Uma voz atendeu-me interrompendo meu devaneio e trazendo-me de volta à minha realidade naquele instante. A voz era de uma mulher que me pareceu extremamente bondosa e doce, portadora de uma atenção e de um cuidado que eu julgava serem, com certeza, maiores que os meus. Sem jeito lhe falei que trouxera algumas roupas que pra mim já estavam pequenas, mas que se achavam novas e poderiam ser usadas, apesar de precisarem de uma boa lavada. A mulher ia agradecendo-me com um sorriso lindo, um contentamento sincero, um olhar que quase me ofuscou tamanho era seu brilho e bondade gerados a partir de um gesto de outra pessoa quando duas meninas e um menino que ali moravam quase a atropelaram a correrem alegres e profundamente ansiosos diante de uma possível novidade que trazia cheiros de alegria e brincadeira no ar. Uma menina ainda pequena, de uns seis anos, adiantou-se na frente dos demais. De pele clara, cabelos loiros que desenhavam leves cachos nas pontas, olhos verdes, um tanto perdidos e solitários, ela agarrou o urso que eu trouxera, o abraçou forte e mostrou um sorriso aberto, realmente completo, um sorriso da infância, carregado de toda felicidade e inocência essencialmente gratuitas nessa fase da vida. Ai como é lindo, que gostoso, como é fofinho! Ai ele já é meu, esse é meu! , ela dizia com uma voz fina, delicada e ansiosamente extasiada. Quanto ao sorriso, mais que um sorriso de infância, aquele era um sorriso de uma menina que talvez nunca tenha tido um urso tão gostoso como aquele, que ela pudesse abraçar e se proteger. Era o sorriso de uma menina que na fragilidade e beleza de seus seis anos já conhecera uma das piores ausências que alguém pode um dia sentir: a ausência constante, arrastada, inexplicável e incompreendida em si mesma de um pai ou de uma mãe. Talvez, ao abraçar aquele meu urso, que se achava até um pouco sujo e empoeirado, a menina tenha sentido um pouco do perfume da flor que pelo caminho da vida ela perdera e tenha sido acolhida por braços de pelúcia que foram sentidos por ela quase que como pétalas e assim ela pode adorar aquele urso, esboçar um sorriso, deixar ver uma expressão de felicidade e proteção no seu olhar, ela pode se aproximar da flor.

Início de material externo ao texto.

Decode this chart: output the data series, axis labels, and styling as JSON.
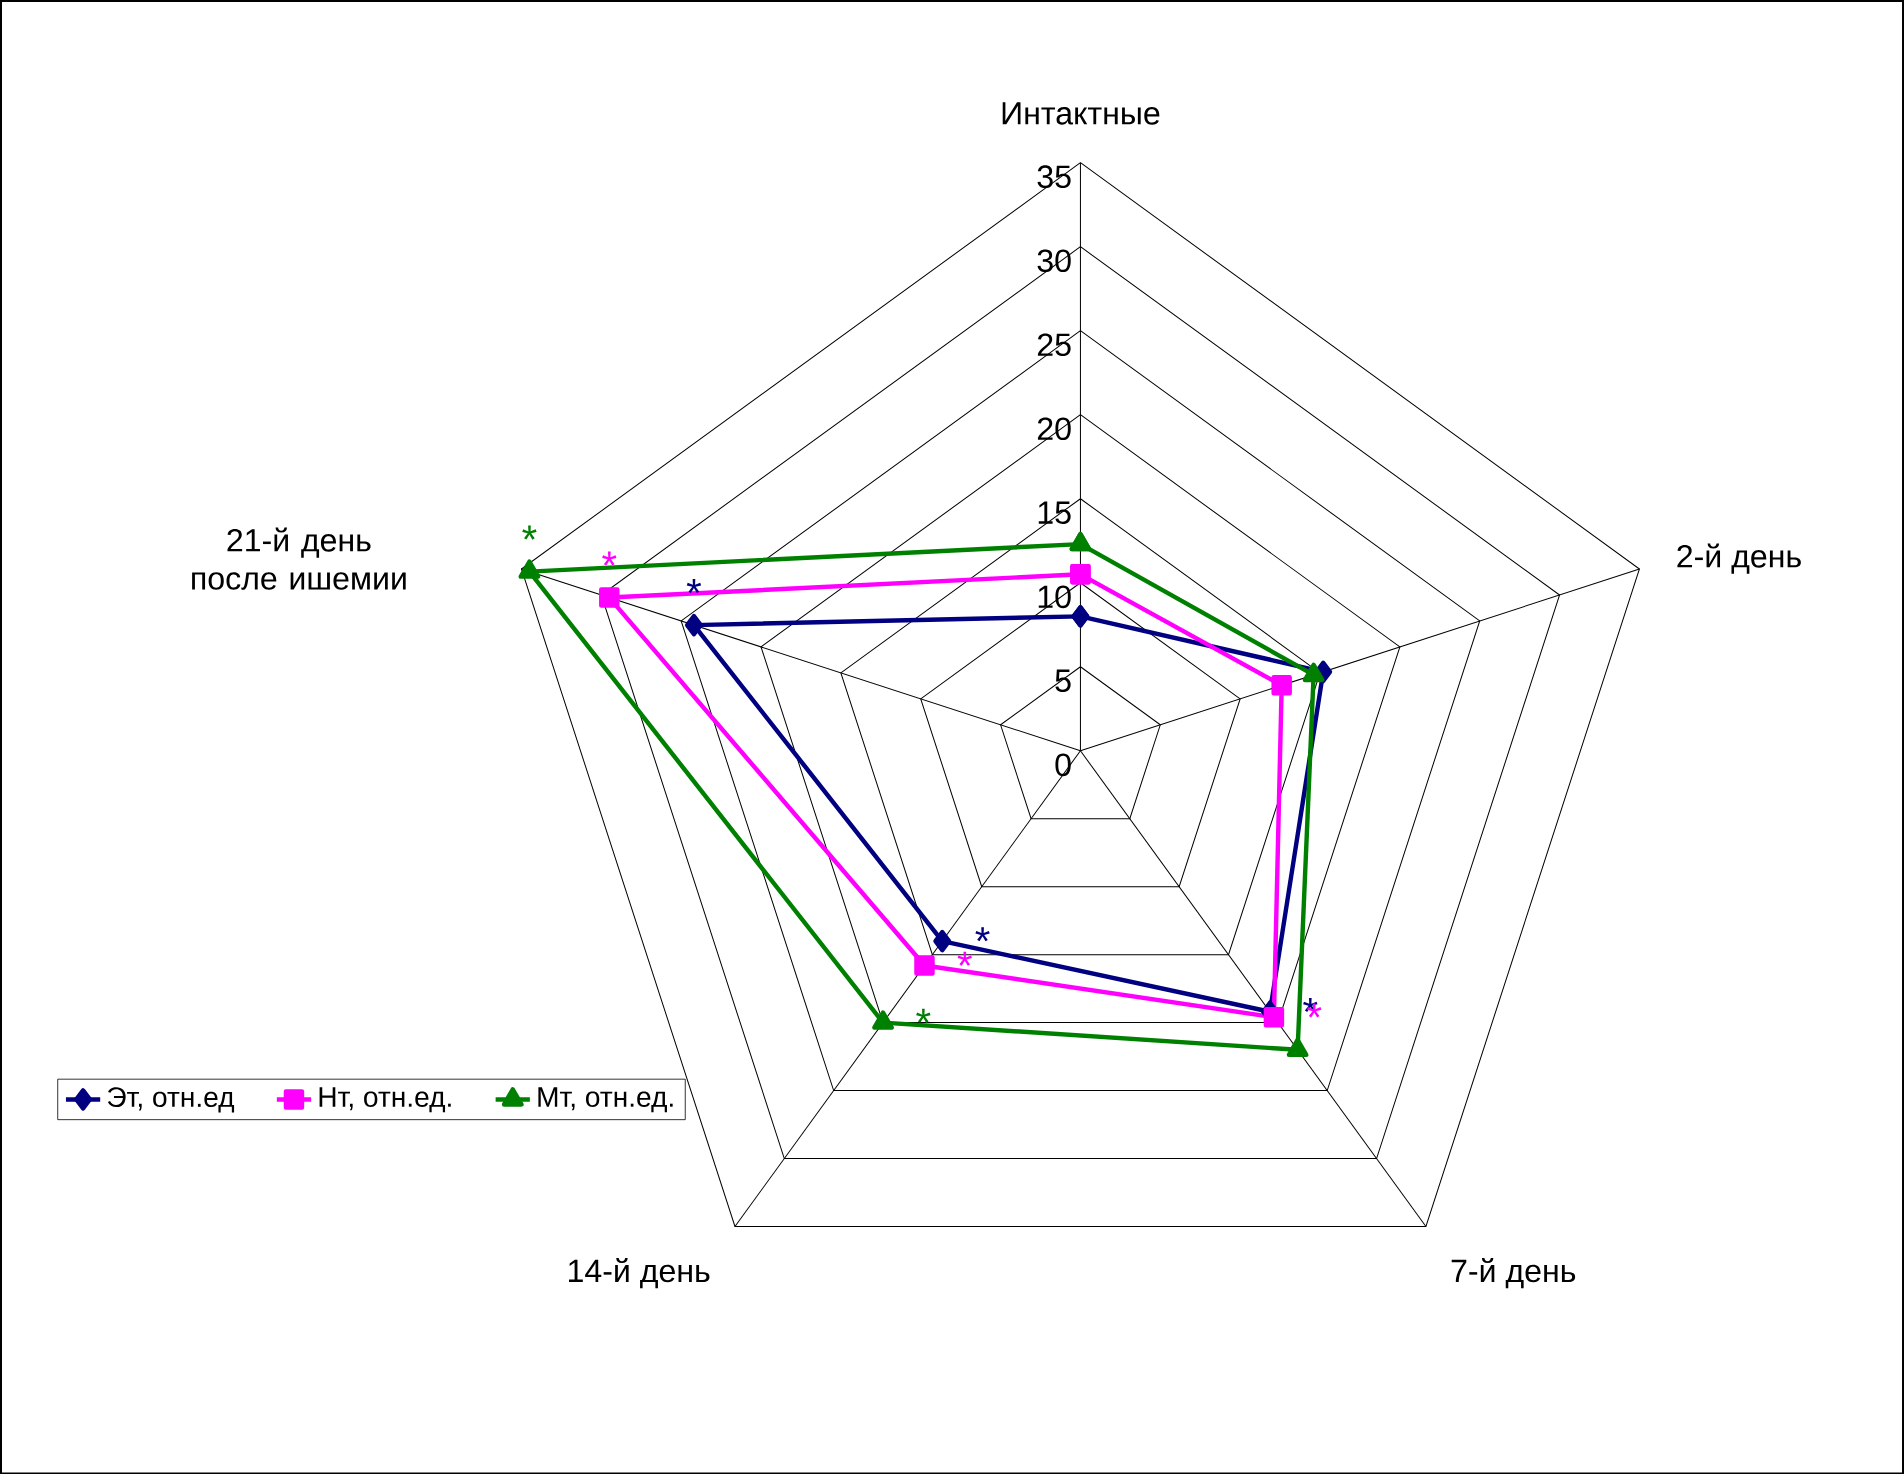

Fui colocando as sacolas no corredor de pedra da entrada que conduzia ao interior do lugar, a outra menina e o outro menino já pegavam algumas delas e ajudavam a levá-las para dentro. Notei um olhar de tristeza e um leve desapontamento no menino quando disse que as roupas eram de meninas, mas, no fundo, vi que ele ficou contente pelas muitas moçinhas que ficariam felizes com as roupas novas e com o grande urso branco de pelúcia. Ele parecia já cultivar em seu jovem coração a chama da esperança que faria incendiar os seus olhos a cada nova vez que a campainha tocasse e que sombras de sacolas pudessem ser vistas a se desenhar pelo vidro da porta principal.

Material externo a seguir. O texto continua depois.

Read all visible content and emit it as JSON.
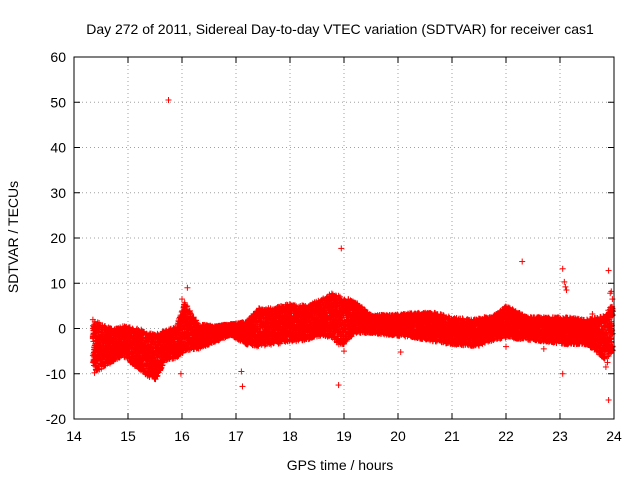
{
  "chart_data": {
    "type": "scatter",
    "title": "Day 272 of 2011, Sidereal Day-to-day VTEC variation (SDTVAR) for receiver cas1",
    "xlabel": "GPS time / hours",
    "ylabel": "SDTVAR / TECUs",
    "xlim": [
      14,
      24
    ],
    "ylim": [
      -20,
      60
    ],
    "x_ticks": [
      14,
      15,
      16,
      17,
      18,
      19,
      20,
      21,
      22,
      23,
      24
    ],
    "y_ticks": [
      -20,
      -10,
      0,
      10,
      20,
      30,
      40,
      50,
      60
    ],
    "grid": true,
    "marker": "+",
    "color": "#ff0000",
    "series": [
      {
        "name": "SDTVAR",
        "band": [
          {
            "x": 14.35,
            "lo": -9.5,
            "hi": 2.0
          },
          {
            "x": 14.5,
            "lo": -9.0,
            "hi": 1.0
          },
          {
            "x": 14.7,
            "lo": -7.5,
            "hi": 0.0
          },
          {
            "x": 14.9,
            "lo": -6.0,
            "hi": 0.5
          },
          {
            "x": 15.1,
            "lo": -8.0,
            "hi": 0.5
          },
          {
            "x": 15.3,
            "lo": -10.0,
            "hi": -0.5
          },
          {
            "x": 15.5,
            "lo": -11.5,
            "hi": -1.0
          },
          {
            "x": 15.7,
            "lo": -7.0,
            "hi": -0.5
          },
          {
            "x": 15.9,
            "lo": -6.5,
            "hi": 0.5
          },
          {
            "x": 16.05,
            "lo": -5.0,
            "hi": 6.0
          },
          {
            "x": 16.3,
            "lo": -4.5,
            "hi": 1.0
          },
          {
            "x": 16.6,
            "lo": -3.0,
            "hi": 0.5
          },
          {
            "x": 16.9,
            "lo": -1.5,
            "hi": 1.0
          },
          {
            "x": 17.2,
            "lo": -3.5,
            "hi": 1.5
          },
          {
            "x": 17.4,
            "lo": -4.0,
            "hi": 4.5
          },
          {
            "x": 17.7,
            "lo": -3.5,
            "hi": 4.5
          },
          {
            "x": 18.0,
            "lo": -3.0,
            "hi": 5.5
          },
          {
            "x": 18.3,
            "lo": -2.5,
            "hi": 5.0
          },
          {
            "x": 18.6,
            "lo": -1.5,
            "hi": 6.5
          },
          {
            "x": 18.75,
            "lo": -2.0,
            "hi": 8.0
          },
          {
            "x": 18.95,
            "lo": -4.0,
            "hi": 7.0
          },
          {
            "x": 19.2,
            "lo": -1.0,
            "hi": 6.0
          },
          {
            "x": 19.5,
            "lo": -1.0,
            "hi": 3.0
          },
          {
            "x": 19.9,
            "lo": -1.5,
            "hi": 3.0
          },
          {
            "x": 20.3,
            "lo": -2.0,
            "hi": 3.5
          },
          {
            "x": 20.7,
            "lo": -3.0,
            "hi": 3.5
          },
          {
            "x": 21.0,
            "lo": -3.5,
            "hi": 2.5
          },
          {
            "x": 21.4,
            "lo": -4.0,
            "hi": 2.0
          },
          {
            "x": 21.8,
            "lo": -2.5,
            "hi": 3.0
          },
          {
            "x": 22.0,
            "lo": -2.0,
            "hi": 5.0
          },
          {
            "x": 22.4,
            "lo": -2.5,
            "hi": 2.5
          },
          {
            "x": 22.8,
            "lo": -3.0,
            "hi": 2.5
          },
          {
            "x": 23.1,
            "lo": -3.5,
            "hi": 2.5
          },
          {
            "x": 23.5,
            "lo": -3.5,
            "hi": 2.0
          },
          {
            "x": 23.85,
            "lo": -7.0,
            "hi": 3.0
          },
          {
            "x": 23.98,
            "lo": -5.0,
            "hi": 6.0
          }
        ],
        "outliers": [
          [
            15.75,
            50.5
          ],
          [
            16.1,
            9.0
          ],
          [
            16.0,
            6.5
          ],
          [
            15.98,
            -10.0
          ],
          [
            17.1,
            -9.5
          ],
          [
            17.12,
            -12.8
          ],
          [
            18.95,
            17.7
          ],
          [
            18.9,
            -12.5
          ],
          [
            20.05,
            -5.2
          ],
          [
            22.3,
            14.8
          ],
          [
            22.0,
            -4.0
          ],
          [
            22.7,
            -4.5
          ],
          [
            23.05,
            13.2
          ],
          [
            23.08,
            10.3
          ],
          [
            23.1,
            9.2
          ],
          [
            23.12,
            8.5
          ],
          [
            23.05,
            -10.0
          ],
          [
            23.9,
            12.8
          ],
          [
            23.95,
            8.2
          ],
          [
            23.97,
            6.5
          ],
          [
            23.93,
            7.8
          ],
          [
            23.88,
            -7.5
          ],
          [
            23.85,
            -8.5
          ],
          [
            23.9,
            -15.8
          ],
          [
            23.6,
            3.2
          ],
          [
            21.5,
            -3.8
          ],
          [
            19.0,
            -5.0
          ],
          [
            14.38,
            -9.8
          ],
          [
            23.98,
            3.8
          ]
        ]
      }
    ]
  }
}
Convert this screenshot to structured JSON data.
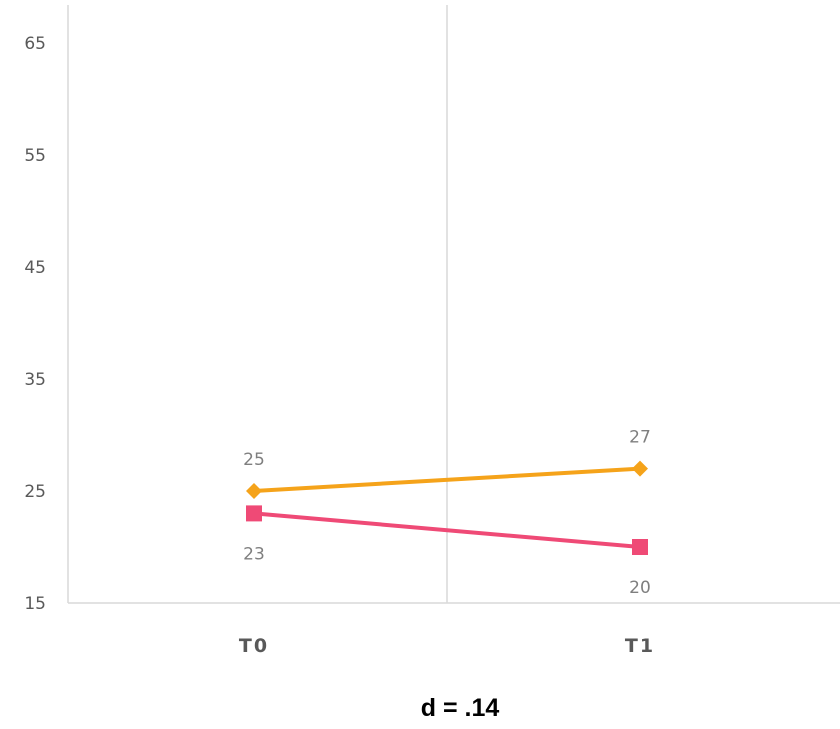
{
  "chart_data": {
    "type": "line",
    "categories": [
      "T0",
      "T1"
    ],
    "ylim": [
      15,
      69
    ],
    "yticks": [
      15,
      25,
      35,
      45,
      55,
      65
    ],
    "grid": "vertical category separators",
    "legend": "none",
    "series": [
      {
        "values": [
          25,
          27
        ],
        "color": "#f5a31a",
        "marker": "diamond",
        "label_position": "above"
      },
      {
        "values": [
          23,
          20
        ],
        "color": "#ef4a76",
        "marker": "square",
        "label_position": "below"
      }
    ],
    "caption": "d = .14"
  }
}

Quando a bondosa moça que abriu a porta se despediu gentilmente e a fechou atrás de mim, ainda pude ver através do vidro a menininha linda correndo saltitante e alegre pelo longo corredor de pedra agarrada ao urso, o abraçava de uma maneira tão forte que parecia que não iria soltá-lo jamais e que, provavelmente, hesitaria um pouco em dividi-lo com as outras meninas que, de certo também o adorariam, deitariam sobre ele, se confortariam e se protegeriam em seu abraço, como a menina de cabelos loiros cacheados nas pontas agora fazia. No entanto, tenho certeza que ela o dividira, o urso ainda tinha abraços para todas e, em meu pensamento, por muito tempo, o seu colo seria o lugar onde elas mais gostariam de estar, por ter o conforto e a maciez tão próxima das pétalas de cada uma das flores já perdidas de cada uma daquelas meninas.
Virando o corredor, a linda menina provavelmente o urso ainda segurava. Mesmo não podendo vê-la a imaginava e a imagino agora a envolver e abraçar aquele urso tão grande e tão macio. A lembrança do momento em que ela chegava e abraçava o urso, jogando-se sobre ele, tão contente, tão pura, tão completa, não me deixa, assim como não me deixam as lágrimas que insistem em rolar pelos meus olhos, incontidas, profundamente tristes e melancólicas, lágrimas a expulsar de minha alma a dor e a indignação profunda que sinto diante de um abandono tão cruel e miserável e que se choca com a beleza de uma cena tão linda, de um abraçar tão cheio de carinho e felicidade, tão repleto de inocência e gratuidade!
Como recordação, me salvará ou me acordará eternamente, o instante em que fechei o portão de ferro do orfanato e lágrimas nasceram da boca da minha alma indo deitar-se no contorno dos meus olhos. Estes, prontamente tentaram escondê-las, sufocá-las, porque aquelas lágrimas estavam doendo demais e queimariam feito brasa quando sobre minha pele fossem elas derramadas. E, em um sutil movimento de mãos, assim como a menina abraçou o urso, abracei eu as minhas lágrimas...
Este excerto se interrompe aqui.